By Tristan Harris Monday 19 August 2013 Updated: 19/08 16:01
HOME-BUYERS in Redditch have paid almost £2million in Stamp Duty in the last year alone.
Figures released this week show that, of the 1,047 properties sold across the district last year, the buyers paid a combined £1,800,060 to The Treasury.
That equates to an average of £1,719.25 per buyer.
Those purchasing properties have to pay Stamp Duty of one per cent on a property which is more than £125,000 and according to county figures, the average house price in Redditch is £158,614.
As the prices get higher, so do the Stamp Duty rates - three per cent is levied if their purchase is more than £250,000 and at £500,000 the fee goes up to four per cent. It then increases to five per cent after £1million and culminates in a 15 per cent levy on a home of £2million or more.
Of the £1.8million duty paid, £1,119,612 of that (62 per cent) was paid by just ten buyers who paid Stamp Duty of three per cent and above.
The figures were uncovered by the Taxpayers' Alliance which has launched its Stamp Out Stamp Duty Campaign.
The group is calling on the Government to cut the tax in a bid to help families get on the property ladder.

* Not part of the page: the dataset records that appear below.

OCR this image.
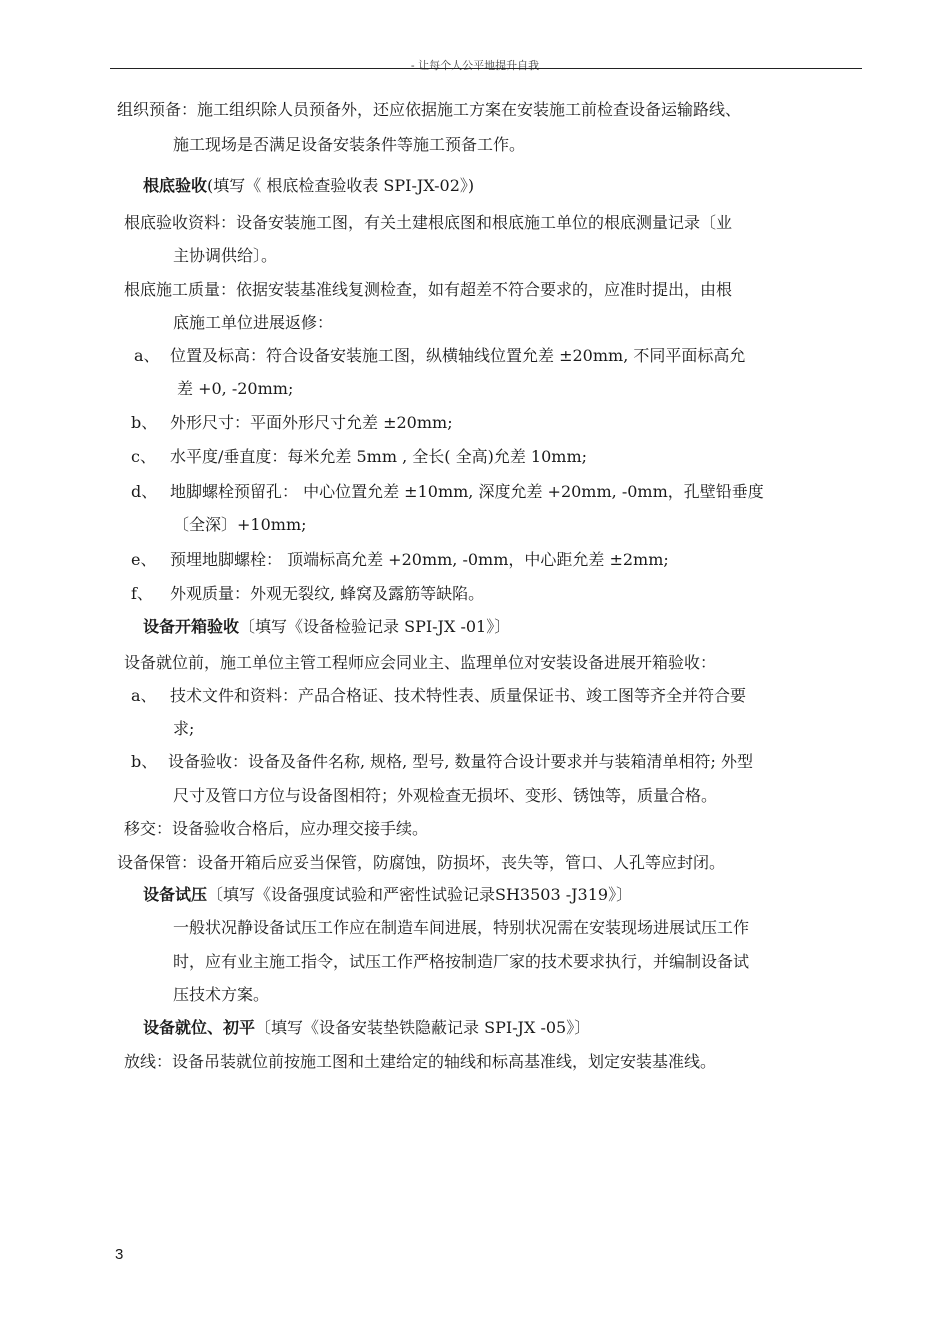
- 让每个人公平地提升自我
组织预备：施工组织除人员预备外，还应依据施工方案在安装施工前检查设备运输路线、
施工现场是否满足设备安装条件等施工预备工作。
根底验收(填写《 根底检查验收表 SPI-JX-02》)
根底验收资料：设备安装施工图，有关土建根底图和根底施工单位的根底测量记录〔业
主协调供给〕。
根底施工质量：依据安装基准线复测检查，如有超差不符合要求的，应准时提出，由根
底施工单位进展返修：
a、 位置及标高：符合设备安装施工图，纵横轴线位置允差 ±20mm, 不同平面标高允
差 +0, -20mm;
b、 外形尺寸：平面外形尺寸允差 ±20mm;
c、 水平度/垂直度：每米允差 5mm , 全长( 全高)允差 10mm;
d、 地脚螺栓预留孔： 中心位置允差 ±10mm, 深度允差 +20mm, -0mm，孔壁铅垂度
〔全深〕+10mm;
e、 预埋地脚螺栓： 顶端标高允差 +20mm, -0mm，中心距允差 ±2mm;
f、 外观质量：外观无裂纹, 蜂窝及露筋等缺陷。
设备开箱验收〔填写《设备检验记录 SPI-JX -01》〕
设备就位前，施工单位主管工程师应会同业主、监理单位对安装设备进展开箱验收：
a、 技术文件和资料：产品合格证、技术特性表、质量保证书、竣工图等齐全并符合要
求;
b、 设备验收：设备及备件名称, 规格, 型号, 数量符合设计要求并与装箱清单相符; 外型
尺寸及管口方位与设备图相符；外观检查无损坏、变形、锈蚀等，质量合格。
移交：设备验收合格后，应办理交接手续。
设备保管：设备开箱后应妥当保管，防腐蚀，防损坏，丧失等，管口、人孔等应封闭。
设备试压〔填写《设备强度试验和严密性试验记录SH3503 -J319》〕
一般状况静设备试压工作应在制造车间进展，特别状况需在安装现场进展试压工作
时，应有业主施工指令，试压工作严格按制造厂家的技术要求执行，并编制设备试
压技术方案。
设备就位、初平〔填写《设备安装垫铁隐蔽记录 SPI-JX -05》〕
放线：设备吊装就位前按施工图和土建给定的轴线和标高基准线，划定安装基准线。
3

It claims Chancellor George Osborne promised to increase the Stamp Duty threshold in 2007, but that had not been done.
Andrew Oulsnam, chartered surveyor and managing partner of Robert Oulsnam and Company, said reducing Stamp Duty would be of great benefit to the housing market.
"Each time the Government has reduced Stamp Duty, there has been an increase in sales.
"Prices have risen but the thresholds haven't, meaning some properties are covered by rates of Stamp Duty that they would not have been before."
He added the extra Stamp Duty had put buyers off from buying properties of certain prices.
Matthew Sinclair, the TaxPayers' Alliance's chief executive, said: “Owning your own home is an important milestone, but for many families it seems harder and harder to reach.
"Ministers have done nothing to ease the burden imposed by Stamp Duty, which is an unfair double tax that gets in the way of would-be first-time buyers and others thinking about moving.
"Instead they have made things worse with new thresholds and new, higher rates.
"The Government needs to act on ministers' rhetoric about getting people onto the property ladder and cut this unfair tax.”
But MP Karen Lumley said the number of people receiving loans for first-time homes was up 30 per cent from last year as a result of Government policy and rising consumer confidence.
"The Government inherited - the highest structural budget deficit of any major economy in the world and it has had to make difficult decisions on tax and spending. As much as it is appealing, cutting stamp duty would create a cost which would have to be met by other taxes on hardworking people."
"The recent good news in first time buyer confidence is a result of Government policy, in particular the Help to Buy programme to increase the supply of low-deposit mortgages to credit worthy buyers, increase the supply of new housing and contribute to economic growth. First time buyers are also being assisted by near record low interest rates as a result of our plans to tackle the deficit and the Funding for Lending scheme, which is increasing the number of mortgages at competitive rates."